One of the biggest pillars of the federal investment was the $4 billion “Canadian Housing Benefit” designed to provide direct financial and portable housing benefits to individuals, mostly tenants, struggling to pay the rent. For it to be implemented throughout the country, the provinces and territories would have to buy in to the program and match the government’s investment by roughly half.

Faulty assumptions and other challenges

Those who live in Quebec, a province that maintains its own social housing agency, will see the potential flaw of depending on a top-down federal program in a loosely affiliated federation where the Constitution and courts have historically given provinces jurisdiction over regulating housing markets and home ownership. In fact, Quebec never actively participated in any of the discussions surrounding the development of the NHS and will likely make its standard objection to federal interference in their affairs, while at the same time demanding its fair share of the money being doled out by the feds in housing.

With vacancy rates extremely low in some places, even fully employed professionals with decent salaries complain about the shortage of available apartments in their neighbourhoods

That is not by any stretch the only challenge the benefit will face in order to be effectively carried out by provinces and territories and, more importantly, municipalities (though they are barely touched on by the NHS).

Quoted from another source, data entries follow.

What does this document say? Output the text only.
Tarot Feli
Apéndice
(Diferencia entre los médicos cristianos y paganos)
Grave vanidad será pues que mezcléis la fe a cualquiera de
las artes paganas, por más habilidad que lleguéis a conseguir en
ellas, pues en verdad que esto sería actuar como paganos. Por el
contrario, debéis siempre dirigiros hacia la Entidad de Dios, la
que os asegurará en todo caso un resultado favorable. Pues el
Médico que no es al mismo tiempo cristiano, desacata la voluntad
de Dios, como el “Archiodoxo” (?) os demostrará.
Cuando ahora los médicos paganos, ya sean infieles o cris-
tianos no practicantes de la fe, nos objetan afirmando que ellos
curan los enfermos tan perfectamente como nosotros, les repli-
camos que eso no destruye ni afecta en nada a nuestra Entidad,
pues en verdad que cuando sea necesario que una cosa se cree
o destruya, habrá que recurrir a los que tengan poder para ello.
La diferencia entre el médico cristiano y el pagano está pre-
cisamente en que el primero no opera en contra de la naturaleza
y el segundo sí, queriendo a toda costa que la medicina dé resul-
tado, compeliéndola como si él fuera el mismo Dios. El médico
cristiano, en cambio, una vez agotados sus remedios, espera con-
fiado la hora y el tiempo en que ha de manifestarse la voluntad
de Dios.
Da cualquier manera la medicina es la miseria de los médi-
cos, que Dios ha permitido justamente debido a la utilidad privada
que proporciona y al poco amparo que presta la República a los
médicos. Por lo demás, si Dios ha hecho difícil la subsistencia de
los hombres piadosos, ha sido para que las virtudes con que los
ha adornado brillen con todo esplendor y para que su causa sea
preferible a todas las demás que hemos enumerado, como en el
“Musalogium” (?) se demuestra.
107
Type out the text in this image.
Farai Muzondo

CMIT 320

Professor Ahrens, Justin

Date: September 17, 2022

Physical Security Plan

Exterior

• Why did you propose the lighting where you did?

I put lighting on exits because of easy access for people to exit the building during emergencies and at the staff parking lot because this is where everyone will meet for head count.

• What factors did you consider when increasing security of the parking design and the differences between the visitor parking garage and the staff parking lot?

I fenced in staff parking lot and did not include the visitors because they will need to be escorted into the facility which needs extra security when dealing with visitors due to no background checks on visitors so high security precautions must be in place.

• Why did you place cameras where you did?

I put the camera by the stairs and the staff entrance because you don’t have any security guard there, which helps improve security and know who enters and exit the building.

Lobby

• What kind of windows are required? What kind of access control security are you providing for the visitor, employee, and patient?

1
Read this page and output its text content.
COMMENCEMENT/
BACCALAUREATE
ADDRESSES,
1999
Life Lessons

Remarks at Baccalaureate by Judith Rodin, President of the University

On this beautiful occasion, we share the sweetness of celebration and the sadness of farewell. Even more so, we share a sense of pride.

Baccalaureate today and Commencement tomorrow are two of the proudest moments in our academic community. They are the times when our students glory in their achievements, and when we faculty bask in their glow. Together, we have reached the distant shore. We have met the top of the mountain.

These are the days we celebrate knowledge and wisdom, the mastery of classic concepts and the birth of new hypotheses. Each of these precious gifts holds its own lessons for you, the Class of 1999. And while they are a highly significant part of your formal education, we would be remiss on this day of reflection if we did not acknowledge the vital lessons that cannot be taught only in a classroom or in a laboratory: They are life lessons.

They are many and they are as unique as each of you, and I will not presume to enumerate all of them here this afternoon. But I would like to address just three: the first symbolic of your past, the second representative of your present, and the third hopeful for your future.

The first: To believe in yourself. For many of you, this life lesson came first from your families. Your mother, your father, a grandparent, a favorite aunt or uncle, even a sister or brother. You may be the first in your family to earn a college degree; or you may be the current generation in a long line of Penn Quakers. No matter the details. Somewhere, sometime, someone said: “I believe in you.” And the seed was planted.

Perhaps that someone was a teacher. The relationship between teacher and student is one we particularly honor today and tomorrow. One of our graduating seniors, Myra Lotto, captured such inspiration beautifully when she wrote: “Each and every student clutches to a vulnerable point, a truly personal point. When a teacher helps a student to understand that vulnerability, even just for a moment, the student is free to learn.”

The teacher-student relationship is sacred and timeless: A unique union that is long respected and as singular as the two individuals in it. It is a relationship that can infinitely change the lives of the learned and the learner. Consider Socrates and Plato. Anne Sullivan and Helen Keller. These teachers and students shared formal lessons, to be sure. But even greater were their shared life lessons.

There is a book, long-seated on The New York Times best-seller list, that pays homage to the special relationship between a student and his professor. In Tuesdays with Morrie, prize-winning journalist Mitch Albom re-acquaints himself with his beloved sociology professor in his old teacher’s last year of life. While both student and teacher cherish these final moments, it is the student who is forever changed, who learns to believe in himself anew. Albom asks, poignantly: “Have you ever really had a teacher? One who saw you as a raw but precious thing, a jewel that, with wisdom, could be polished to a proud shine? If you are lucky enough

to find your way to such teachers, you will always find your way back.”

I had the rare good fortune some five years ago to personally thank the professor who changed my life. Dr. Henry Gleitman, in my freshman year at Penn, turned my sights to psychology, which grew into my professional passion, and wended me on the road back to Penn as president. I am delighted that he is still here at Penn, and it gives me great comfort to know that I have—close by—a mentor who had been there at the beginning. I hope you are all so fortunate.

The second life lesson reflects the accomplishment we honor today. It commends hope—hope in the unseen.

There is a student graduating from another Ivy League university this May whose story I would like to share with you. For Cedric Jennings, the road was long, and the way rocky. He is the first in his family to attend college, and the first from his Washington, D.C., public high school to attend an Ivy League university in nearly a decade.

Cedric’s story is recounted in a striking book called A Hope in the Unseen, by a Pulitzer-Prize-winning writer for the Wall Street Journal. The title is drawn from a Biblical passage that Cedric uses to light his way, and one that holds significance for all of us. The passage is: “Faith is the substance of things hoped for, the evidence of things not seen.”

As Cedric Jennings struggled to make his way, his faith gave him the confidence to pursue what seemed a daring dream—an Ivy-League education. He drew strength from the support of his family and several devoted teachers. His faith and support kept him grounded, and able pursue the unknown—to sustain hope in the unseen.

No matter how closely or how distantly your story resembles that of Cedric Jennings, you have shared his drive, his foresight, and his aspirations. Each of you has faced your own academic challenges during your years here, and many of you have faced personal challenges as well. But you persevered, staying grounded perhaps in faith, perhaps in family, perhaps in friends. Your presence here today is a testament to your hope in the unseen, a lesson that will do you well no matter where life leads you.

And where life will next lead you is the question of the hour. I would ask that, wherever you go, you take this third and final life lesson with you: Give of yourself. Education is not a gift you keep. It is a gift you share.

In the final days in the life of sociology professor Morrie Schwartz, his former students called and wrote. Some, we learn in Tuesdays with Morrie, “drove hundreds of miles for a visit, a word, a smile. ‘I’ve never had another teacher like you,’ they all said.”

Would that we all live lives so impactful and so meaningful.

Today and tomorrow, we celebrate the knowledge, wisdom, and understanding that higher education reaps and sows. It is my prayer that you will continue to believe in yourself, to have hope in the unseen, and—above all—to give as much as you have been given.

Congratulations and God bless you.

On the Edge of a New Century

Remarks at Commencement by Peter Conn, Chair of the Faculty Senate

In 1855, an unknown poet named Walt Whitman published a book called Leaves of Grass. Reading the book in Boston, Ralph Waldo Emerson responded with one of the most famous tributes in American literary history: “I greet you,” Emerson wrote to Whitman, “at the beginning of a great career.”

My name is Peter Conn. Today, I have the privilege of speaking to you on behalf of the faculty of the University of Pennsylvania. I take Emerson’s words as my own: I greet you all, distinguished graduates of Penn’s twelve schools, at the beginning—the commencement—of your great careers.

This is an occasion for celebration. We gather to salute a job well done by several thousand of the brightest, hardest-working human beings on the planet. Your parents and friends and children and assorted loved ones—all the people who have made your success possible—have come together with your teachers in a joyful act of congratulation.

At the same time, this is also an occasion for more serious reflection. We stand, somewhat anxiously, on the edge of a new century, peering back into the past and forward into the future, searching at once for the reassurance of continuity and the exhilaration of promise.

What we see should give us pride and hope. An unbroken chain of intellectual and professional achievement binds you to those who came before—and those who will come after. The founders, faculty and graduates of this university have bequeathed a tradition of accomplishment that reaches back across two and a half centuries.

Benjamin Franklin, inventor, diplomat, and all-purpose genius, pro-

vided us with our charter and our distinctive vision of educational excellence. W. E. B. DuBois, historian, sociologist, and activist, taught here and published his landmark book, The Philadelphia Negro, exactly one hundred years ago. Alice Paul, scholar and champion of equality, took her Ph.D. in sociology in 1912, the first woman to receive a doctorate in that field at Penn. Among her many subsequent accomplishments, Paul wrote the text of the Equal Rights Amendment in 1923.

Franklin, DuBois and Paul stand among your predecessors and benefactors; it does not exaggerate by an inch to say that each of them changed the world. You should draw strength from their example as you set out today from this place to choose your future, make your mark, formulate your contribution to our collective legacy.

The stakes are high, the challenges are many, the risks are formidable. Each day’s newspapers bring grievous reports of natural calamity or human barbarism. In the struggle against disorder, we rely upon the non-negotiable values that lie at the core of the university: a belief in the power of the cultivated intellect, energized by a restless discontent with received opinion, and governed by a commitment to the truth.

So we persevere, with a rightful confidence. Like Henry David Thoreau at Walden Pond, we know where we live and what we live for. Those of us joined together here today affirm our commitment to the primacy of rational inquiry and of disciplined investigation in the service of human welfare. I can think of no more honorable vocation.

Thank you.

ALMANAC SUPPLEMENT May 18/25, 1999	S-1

The NHS makes two unfounded and inaccurate assumptions about the rental market that threaten to undermine the positive effects of its Canadian Housing Benefit even before the subsidies are distributed.

The first concerns the lack of rental units available in most major Canadian cities, especially Vancouver and Toronto. With vacancy rates extremely low in some places, even fully employed professionals with decent salaries complain about the shortage of available apartments in their neighbourhoods. This is due in part to the over-condo-ization of the core of these cities.

Defining ‘affordable’

The other disheartening piece of analysis in the NHS is the definition of affordability and the preference for the term “affordable” housing as opposed to the term “social housing.” With rents soaring out of control in most major cities, the CMHS definition of affordable being 80 per cent of the median rental price in a given housing market is at best naïve and at worst dishonest. Consider that a one-bedroom apartment in Vancouver now rents for an average of $2,210 per month.

Social housing has the advantage of being designed with the specific needs of the occupant in mind, rather than letting the market decide

If we do the math, this means that, according to the government’s criteria, an apartment renting for $1,547 a month in Vancouver would be deemed “affordable” — something that even most people with a reasonable income would find perverse.

I’m all for the portability of benefits that rent-geared-to-income provides by allowing the recipient to choose where they want to live, but when you factor in low vacancy rates, lack of rental housing being developed by the real-estate industry, and the reality of skyrocketing rents in major cities that have no rules regarding increases, the need for more dedicated purpose-built social housing becomes evident.

Sneers from right-wing pundits: a good sign

Social housing has the advantage of being designed with the specific needs of the occupant in mind, rather than letting the market decide whether a person’s disability, immigration status, gender, or ethnicity should be relevant considerations in how housing should be built and for whom.

As one might expect, this focus on housing poor Canadians drew sneers from some pundits on the right who continue to prize the middle-class dream of home ownership over the basic rights of all Canadians to access shelter (despite the fact that the plan actually devotes a whole chapter to the issue).

Perhaps this criticism is a good indication that the NHS has put Ottawa on the right path to addressing the housing and homelessness crisis in Canada, after years of washing its hands of both.